FinFisher commercial spyware toolkit goes mobile

The existence of FinFisher, a commercial spyware toolkit created by UK-based Gamma Group International, has recently grabbed the attention of the general public when two security researchers from Toronto released the results of the analysis of FinSpy, a module that is part of the toolkit and gets installed on PCs.

The samples for the analysis were provided by two pro-democracy Bahraini activists who received them via faked emails, and the analysis revealed that FinSpy is a very thorough spying tool that is capable of recording chats, screenshots, keystrokes, grabbing other information from infected systems and passing it on to C&C servers set up by the attackers around the world.

Following this discovery, Gamma Group stated that they did not sell any of their products to Bahrain, and that the sample the researchers received was probably stolen or a result of reverse-engineering efforts.

Now those same researchers – Citizen Lab security researcher Morgan Marquis-Boire and Berkley computer science doctoral candidate Bill Marczak – have received samples that proved that FinFisher also has a component that can spy on mobile users.
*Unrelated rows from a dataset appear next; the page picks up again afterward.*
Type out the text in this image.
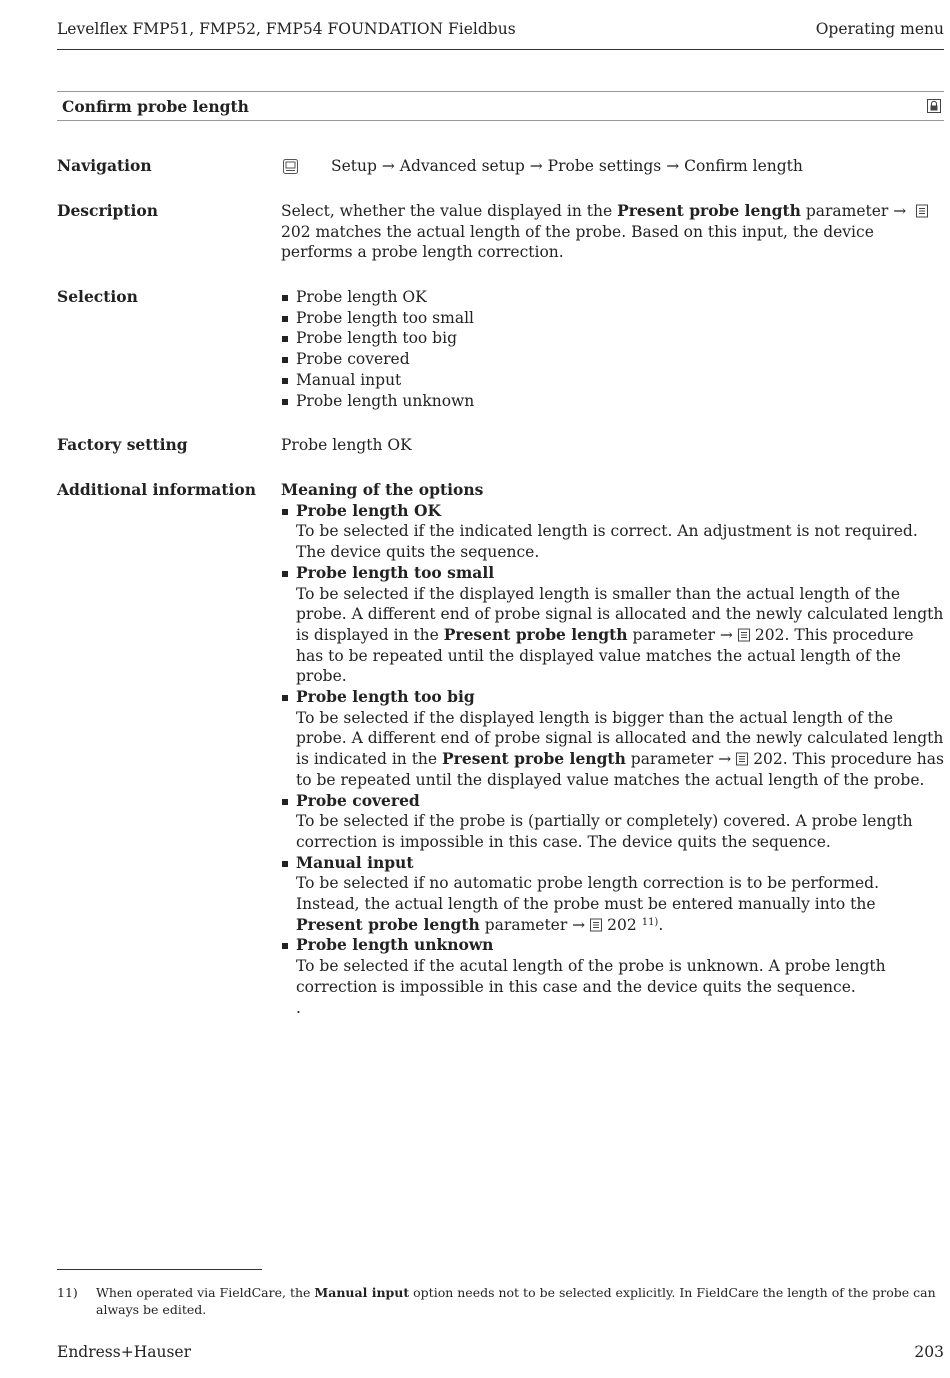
Levelflex FMP51, FMP52, FMP54 FOUNDATION Fieldbus	Operating menu
Confirm probe length
Navigation	Setup → Advanced setup → Probe settings → Confirm length
Description	Select, whether the value displayed in the Present probe length parameter → 202 matches the actual length of the probe. Based on this input, the device performs a probe length correction.
Selection	Probe length OK
Probe length too small
Probe length too big
Probe covered
Manual input
Probe length unknown
Factory setting	Probe length OK
Additional information	Meaning of the options
Probe length OK
To be selected if the indicated length is correct. An adjustment is not required. The device quits the sequence.
Probe length too small
To be selected if the displayed length is smaller than the actual length of the probe. A different end of probe signal is allocated and the newly calculated length is displayed in the Present probe length parameter → 202. This procedure has to be repeated until the displayed value matches the actual length of the probe.
Probe length too big
To be selected if the displayed length is bigger than the actual length of the probe. A different end of probe signal is allocated and the newly calculated length is indicated in the Present probe length parameter → 202. This procedure has to be repeated until the displayed value matches the actual length of the probe.
Probe covered
To be selected if the probe is (partially or completely) covered. A probe length correction is impossible in this case. The device quits the sequence.
Manual input
To be selected if no automatic probe length correction is to be performed. Instead, the actual length of the probe must be entered manually into the Present probe length parameter → 202 $^{11)}$.
Probe length unknown
To be selected if the acutal length of the probe is unknown. A probe length correction is impossible in this case and the device quits the sequence.
.
11) When operated via FieldCare, the Manual input option needs not to be selected explicitly. In FieldCare the length of the probe can always be edited.
Endress+Hauser	203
Called FinSpy Mobile, the spyware records calls, text messages, emails, downloaded files, keystrokes and audio sounds via the devices’ microphone, makes silent calls, extracts contact lists and uses GPS to keep tabs on the users’ position.

No mobile user is safe, it seems, as FinSpy Mobile is able to compromise iOS, Android, BlackBerry, Windows Mobile and Symbian-run devices.

Still, the component can’t be installed without user interaction, and the researchers speculate that the targets get infected via socially engineered e-mails, Trojanized apps, or even by someone they know who downloads and installs the malware without the user knowing.

“We recommend that all users run Anti-Virus software, promptly apply (legitimate) updates when they become available, use screen locks, passwords and device encryption (when available),” the researchers advise. “Do not run untrusted applications and do not allow third parties access to mobile devices.”